Big Data analysis differs mostly from other predictive sciences in the tools being used and the broad areas in which it can be applied. For example software analysis is being used by Microsoft and the Technion-Israel Institute of Technology to mine “22 years of archives of The New York Times and about 90 other web resources” in order to make predictions ranging from protests across the globe to various other natural, social and financial events and patterns.
Similarly, epidemiologists look at “such studies [but] are typically few in number, employ heuristic assessments, and are frequently retrospective analyses, rather than aimed at generating predictions for guiding near-term action.”
Social and political
Recorded Future is a company funded by both Google and the CIA that, by using Amazon.com’s massive servers, uses “over 150 000” resources from news archives, blogs and social media. In a recent example the company introduced a live interactive map depicting outbreaks of protests and the possibilities of near future outbreaks.

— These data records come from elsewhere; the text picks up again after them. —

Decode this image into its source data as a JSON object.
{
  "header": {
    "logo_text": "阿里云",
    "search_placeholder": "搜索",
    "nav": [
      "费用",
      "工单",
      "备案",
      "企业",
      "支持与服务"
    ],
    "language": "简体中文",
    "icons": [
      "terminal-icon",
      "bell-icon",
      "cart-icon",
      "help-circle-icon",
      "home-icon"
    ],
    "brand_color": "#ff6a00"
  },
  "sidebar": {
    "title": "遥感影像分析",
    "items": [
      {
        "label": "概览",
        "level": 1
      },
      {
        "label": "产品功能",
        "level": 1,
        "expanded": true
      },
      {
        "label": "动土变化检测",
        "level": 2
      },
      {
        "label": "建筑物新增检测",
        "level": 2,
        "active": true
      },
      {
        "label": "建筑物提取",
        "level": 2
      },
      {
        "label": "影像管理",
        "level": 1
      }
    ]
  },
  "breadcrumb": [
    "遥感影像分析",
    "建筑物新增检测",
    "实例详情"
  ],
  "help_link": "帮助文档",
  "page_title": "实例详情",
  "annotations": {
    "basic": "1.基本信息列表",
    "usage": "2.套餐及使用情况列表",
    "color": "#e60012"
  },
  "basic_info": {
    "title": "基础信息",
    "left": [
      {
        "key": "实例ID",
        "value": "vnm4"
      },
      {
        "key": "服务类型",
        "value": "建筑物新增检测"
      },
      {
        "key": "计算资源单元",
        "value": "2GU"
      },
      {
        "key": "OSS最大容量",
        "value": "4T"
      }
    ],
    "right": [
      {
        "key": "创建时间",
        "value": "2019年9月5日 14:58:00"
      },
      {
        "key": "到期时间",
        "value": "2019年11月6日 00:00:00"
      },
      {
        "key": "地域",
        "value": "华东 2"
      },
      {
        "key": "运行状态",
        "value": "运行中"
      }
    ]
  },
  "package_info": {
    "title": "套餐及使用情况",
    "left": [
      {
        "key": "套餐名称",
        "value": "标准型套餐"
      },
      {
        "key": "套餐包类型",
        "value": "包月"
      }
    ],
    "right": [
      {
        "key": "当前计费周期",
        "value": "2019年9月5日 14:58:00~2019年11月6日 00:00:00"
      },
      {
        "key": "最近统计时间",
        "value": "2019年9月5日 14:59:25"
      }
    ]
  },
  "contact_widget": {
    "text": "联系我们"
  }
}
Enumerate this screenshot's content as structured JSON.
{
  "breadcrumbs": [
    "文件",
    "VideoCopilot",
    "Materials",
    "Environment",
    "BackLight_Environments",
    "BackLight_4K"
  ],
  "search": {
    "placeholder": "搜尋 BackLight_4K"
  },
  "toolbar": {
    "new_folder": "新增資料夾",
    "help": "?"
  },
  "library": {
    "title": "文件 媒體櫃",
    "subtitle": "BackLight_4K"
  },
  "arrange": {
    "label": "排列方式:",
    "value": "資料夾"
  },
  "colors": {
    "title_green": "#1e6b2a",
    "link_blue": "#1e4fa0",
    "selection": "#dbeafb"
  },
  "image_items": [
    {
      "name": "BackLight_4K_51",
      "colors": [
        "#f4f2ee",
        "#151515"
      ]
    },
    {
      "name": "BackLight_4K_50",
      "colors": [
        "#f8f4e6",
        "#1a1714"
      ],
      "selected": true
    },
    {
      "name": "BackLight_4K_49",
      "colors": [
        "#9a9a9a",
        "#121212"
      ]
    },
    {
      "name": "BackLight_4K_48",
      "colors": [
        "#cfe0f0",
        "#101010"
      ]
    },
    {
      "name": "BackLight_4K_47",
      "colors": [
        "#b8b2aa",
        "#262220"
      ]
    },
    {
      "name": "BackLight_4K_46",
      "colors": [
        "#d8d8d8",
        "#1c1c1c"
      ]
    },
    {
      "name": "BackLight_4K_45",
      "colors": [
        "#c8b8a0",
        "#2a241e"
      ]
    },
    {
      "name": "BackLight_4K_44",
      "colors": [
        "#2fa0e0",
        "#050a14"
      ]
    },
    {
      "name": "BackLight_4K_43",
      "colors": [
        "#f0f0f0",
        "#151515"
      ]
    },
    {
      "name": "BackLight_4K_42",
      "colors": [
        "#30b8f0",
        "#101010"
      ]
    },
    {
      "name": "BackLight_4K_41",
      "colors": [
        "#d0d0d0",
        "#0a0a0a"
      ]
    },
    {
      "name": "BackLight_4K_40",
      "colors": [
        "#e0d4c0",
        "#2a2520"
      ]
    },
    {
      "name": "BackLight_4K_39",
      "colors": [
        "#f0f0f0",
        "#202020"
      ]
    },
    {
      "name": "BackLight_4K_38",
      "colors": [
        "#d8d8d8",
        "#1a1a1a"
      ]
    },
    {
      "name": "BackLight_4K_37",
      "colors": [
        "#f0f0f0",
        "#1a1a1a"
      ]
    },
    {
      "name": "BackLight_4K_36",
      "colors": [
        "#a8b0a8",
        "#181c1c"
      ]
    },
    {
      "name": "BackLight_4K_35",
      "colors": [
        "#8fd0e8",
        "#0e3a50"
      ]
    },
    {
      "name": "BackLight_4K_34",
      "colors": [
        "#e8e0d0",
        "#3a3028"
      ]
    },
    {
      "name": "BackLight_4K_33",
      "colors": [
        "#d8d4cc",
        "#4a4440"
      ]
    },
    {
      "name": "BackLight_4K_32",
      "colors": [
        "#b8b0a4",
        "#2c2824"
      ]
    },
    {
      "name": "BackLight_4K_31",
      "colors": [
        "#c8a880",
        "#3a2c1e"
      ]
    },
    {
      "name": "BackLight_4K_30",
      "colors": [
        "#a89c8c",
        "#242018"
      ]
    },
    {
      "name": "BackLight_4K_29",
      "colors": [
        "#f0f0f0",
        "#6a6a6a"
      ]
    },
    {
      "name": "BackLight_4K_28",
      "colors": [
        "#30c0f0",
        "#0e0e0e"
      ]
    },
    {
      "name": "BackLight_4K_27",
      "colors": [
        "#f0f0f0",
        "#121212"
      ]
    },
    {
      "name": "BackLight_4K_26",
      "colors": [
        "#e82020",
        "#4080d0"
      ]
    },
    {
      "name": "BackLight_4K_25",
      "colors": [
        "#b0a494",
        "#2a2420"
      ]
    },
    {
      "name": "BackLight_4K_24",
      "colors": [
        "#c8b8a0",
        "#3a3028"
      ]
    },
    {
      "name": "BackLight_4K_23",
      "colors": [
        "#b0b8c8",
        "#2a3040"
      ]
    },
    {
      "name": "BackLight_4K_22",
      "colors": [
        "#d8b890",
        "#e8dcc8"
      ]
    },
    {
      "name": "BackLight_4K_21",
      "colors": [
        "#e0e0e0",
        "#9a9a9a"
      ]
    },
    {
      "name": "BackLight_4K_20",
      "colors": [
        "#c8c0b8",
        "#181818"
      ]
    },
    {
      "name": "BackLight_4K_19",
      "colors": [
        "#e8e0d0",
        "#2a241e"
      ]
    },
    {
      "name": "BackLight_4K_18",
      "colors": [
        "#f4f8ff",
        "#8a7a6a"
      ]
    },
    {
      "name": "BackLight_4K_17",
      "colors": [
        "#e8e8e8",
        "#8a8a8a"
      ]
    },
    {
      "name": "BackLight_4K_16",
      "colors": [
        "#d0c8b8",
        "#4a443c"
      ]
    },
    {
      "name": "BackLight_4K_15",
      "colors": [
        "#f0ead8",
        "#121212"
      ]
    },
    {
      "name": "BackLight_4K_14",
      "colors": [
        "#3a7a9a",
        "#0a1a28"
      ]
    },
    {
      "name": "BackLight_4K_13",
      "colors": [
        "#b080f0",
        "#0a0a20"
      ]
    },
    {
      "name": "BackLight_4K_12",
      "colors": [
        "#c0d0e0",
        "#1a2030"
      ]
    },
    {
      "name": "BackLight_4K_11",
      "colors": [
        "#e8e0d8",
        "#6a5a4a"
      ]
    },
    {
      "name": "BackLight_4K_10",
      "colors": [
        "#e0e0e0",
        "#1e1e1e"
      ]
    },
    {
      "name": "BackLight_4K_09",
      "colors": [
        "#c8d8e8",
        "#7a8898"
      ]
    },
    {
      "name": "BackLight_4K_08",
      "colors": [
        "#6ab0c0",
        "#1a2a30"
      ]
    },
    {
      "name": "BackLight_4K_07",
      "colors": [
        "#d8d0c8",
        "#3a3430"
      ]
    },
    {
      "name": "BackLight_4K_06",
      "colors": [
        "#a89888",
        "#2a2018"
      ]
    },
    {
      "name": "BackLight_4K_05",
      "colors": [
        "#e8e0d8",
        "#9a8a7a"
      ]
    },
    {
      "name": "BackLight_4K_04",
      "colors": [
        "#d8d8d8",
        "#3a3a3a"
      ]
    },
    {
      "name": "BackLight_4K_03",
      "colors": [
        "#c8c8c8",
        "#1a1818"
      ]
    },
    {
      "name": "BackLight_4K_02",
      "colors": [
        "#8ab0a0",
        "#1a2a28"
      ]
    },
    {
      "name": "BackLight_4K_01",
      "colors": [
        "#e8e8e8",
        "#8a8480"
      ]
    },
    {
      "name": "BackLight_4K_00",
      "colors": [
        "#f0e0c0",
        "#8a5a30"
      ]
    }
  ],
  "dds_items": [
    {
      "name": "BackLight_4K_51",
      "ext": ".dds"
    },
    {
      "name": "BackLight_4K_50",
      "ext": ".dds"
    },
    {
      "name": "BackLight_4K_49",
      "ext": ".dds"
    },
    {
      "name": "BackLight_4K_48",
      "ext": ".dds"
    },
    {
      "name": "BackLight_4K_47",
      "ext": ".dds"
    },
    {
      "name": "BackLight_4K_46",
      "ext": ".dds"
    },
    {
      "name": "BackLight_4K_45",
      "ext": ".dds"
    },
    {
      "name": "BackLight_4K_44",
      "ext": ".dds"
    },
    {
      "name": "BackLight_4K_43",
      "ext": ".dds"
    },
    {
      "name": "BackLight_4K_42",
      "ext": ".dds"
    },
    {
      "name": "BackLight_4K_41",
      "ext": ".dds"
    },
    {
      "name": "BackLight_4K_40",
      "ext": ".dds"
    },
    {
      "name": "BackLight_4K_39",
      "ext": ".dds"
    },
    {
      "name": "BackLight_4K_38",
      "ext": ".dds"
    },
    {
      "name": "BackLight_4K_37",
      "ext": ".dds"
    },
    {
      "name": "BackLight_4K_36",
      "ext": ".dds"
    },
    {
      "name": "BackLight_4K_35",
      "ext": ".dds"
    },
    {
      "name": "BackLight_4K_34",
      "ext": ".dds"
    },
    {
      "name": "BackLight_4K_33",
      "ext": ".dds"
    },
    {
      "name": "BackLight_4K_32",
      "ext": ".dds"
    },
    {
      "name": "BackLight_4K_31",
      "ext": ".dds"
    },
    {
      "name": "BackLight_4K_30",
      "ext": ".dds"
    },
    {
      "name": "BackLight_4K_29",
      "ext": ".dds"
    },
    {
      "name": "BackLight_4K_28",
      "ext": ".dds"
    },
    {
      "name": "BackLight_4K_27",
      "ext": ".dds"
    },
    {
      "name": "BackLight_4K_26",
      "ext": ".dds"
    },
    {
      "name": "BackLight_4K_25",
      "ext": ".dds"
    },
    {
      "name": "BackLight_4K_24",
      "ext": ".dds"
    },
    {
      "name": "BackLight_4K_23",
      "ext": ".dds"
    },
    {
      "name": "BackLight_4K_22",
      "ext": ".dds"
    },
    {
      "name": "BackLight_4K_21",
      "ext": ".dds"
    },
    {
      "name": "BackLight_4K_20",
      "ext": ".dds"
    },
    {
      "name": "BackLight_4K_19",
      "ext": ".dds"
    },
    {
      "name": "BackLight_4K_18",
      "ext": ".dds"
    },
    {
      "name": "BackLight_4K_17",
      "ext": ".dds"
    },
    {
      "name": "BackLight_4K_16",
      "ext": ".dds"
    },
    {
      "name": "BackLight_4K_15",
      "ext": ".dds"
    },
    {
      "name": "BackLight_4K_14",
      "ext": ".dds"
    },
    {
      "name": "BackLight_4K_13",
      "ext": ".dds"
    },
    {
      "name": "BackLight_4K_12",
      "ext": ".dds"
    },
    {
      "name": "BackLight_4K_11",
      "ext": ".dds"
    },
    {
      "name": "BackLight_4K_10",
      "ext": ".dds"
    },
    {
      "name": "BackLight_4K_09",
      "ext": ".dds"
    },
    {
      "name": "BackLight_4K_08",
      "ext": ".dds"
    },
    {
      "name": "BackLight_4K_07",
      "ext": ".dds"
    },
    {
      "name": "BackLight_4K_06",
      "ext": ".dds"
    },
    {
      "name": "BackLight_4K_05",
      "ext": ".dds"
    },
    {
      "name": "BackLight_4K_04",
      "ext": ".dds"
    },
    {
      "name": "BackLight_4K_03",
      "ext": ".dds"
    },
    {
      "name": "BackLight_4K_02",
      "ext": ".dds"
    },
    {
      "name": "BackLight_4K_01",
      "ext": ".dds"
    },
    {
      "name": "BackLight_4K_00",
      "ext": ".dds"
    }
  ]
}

By constantly searching for keywords using “ground breaking algorithms” floating across the web and even ‘stealing’ private data or monitoring the web the company has found ways to predict certain crucial events. The ethics is one of the many obstacles associated with ‘unlocking’ Big Data using on the web. The company holds the idea dear that “all of the information on the web holds predictive power, and it is just waiting to be unlocked.”